Pharma and biotech BD teams

Business development teams at AstraZeneca, GSK, AbbVie, Daiichi Sankyo, Pfizer, and emerging ADC biotechs track competitor trial registrations to inform partnership strategy, asset valuation, and indication prioritization. A new Phase 1 trial registration for a FOLR1 ADC or a PARP/WEE1 combination may precede a public clinical readout or licensing announcement by 18–36 months. Early intelligence on mechanism-of-action differentiation is essential for BD decisions in the crowded post-mirvetuximab gynecologic oncology landscape.

Oncology investors and portfolio managers

Investors with exposure to gynecologic oncology assets — ADC platforms, DNA damage response programs, and checkpoint combinations — monitor ovarian cancer trial activity as a leading indicator of clinical strategy and regulatory timelines. Trial enrollment rates, protocol amendments, and dose escalation disclosures in Phase 1 registrations provide signal on program advancement. Given the concentrated competitive landscape in PARP maintenance and the emerging ADC race centered on FOLR1 and HER3, tracking trial activity is a meaningful input into ovarian cancer franchise valuation and competitive positioning analysis.

Frequently asked questions

Can I track PARP inhibitor combinations and ADC programs separately?

Yes.
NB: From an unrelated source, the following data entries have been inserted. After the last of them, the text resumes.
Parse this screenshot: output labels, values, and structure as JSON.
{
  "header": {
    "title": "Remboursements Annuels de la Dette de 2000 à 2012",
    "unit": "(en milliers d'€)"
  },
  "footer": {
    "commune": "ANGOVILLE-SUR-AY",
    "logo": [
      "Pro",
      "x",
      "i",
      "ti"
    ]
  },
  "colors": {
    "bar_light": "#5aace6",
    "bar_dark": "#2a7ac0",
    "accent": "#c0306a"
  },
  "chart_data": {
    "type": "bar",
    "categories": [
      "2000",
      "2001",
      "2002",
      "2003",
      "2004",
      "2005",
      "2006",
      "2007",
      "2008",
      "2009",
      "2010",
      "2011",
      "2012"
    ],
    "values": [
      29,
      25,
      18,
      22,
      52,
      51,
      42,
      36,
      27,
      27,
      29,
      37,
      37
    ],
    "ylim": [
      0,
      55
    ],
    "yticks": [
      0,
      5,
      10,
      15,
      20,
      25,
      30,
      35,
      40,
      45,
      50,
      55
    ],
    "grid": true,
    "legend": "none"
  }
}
On the Pro plan ($99/month), you can create multiple search profiles. You might have one profile for PARP combination trials (keywords: "olaparib", "niraparib", "WEE1 inhibitor", "ATR inhibitor"), a second for ADC programs (keywords: "FOLR1", "mirvetuximab", "HER3-DXd"), and a third for immunotherapy combinations — each delivering a focused daily digest matched to your specific intelligence priorities.

Does this cover histology-specific trials for clear cell and low-grade serous ovarian cancer?

Yes. You can configure condition keywords to capture histology-specific registrations: "clear cell ovarian carcinoma", "low-grade serous ovarian cancer", "LGSOC", and similar terms. Because these histologies are frequently underrepresented in broad ovarian cancer trial registrations, targeted keyword monitoring is the most reliable way to catch new histology-specific program starts before they appear in literature or conference presentations.

How is this different from manually searching ClinicalTrials.gov for ovarian cancer trials?

ClinicalTrials.gov requires manual daily searches with no structured alerting for new registrations, phase changes, or enrollment status updates. DataLookout delivers a filtered, labeled digest to your inbox each morning — covering new trial registrations, status changes from "not yet recruiting" to "recruiting", and protocol amendments — so you spend time on analysis rather than search. You can also layer intervention and biomarker keywords on top of condition searches, which ClinicalTrials.gov's native alerting does not support in a structured way.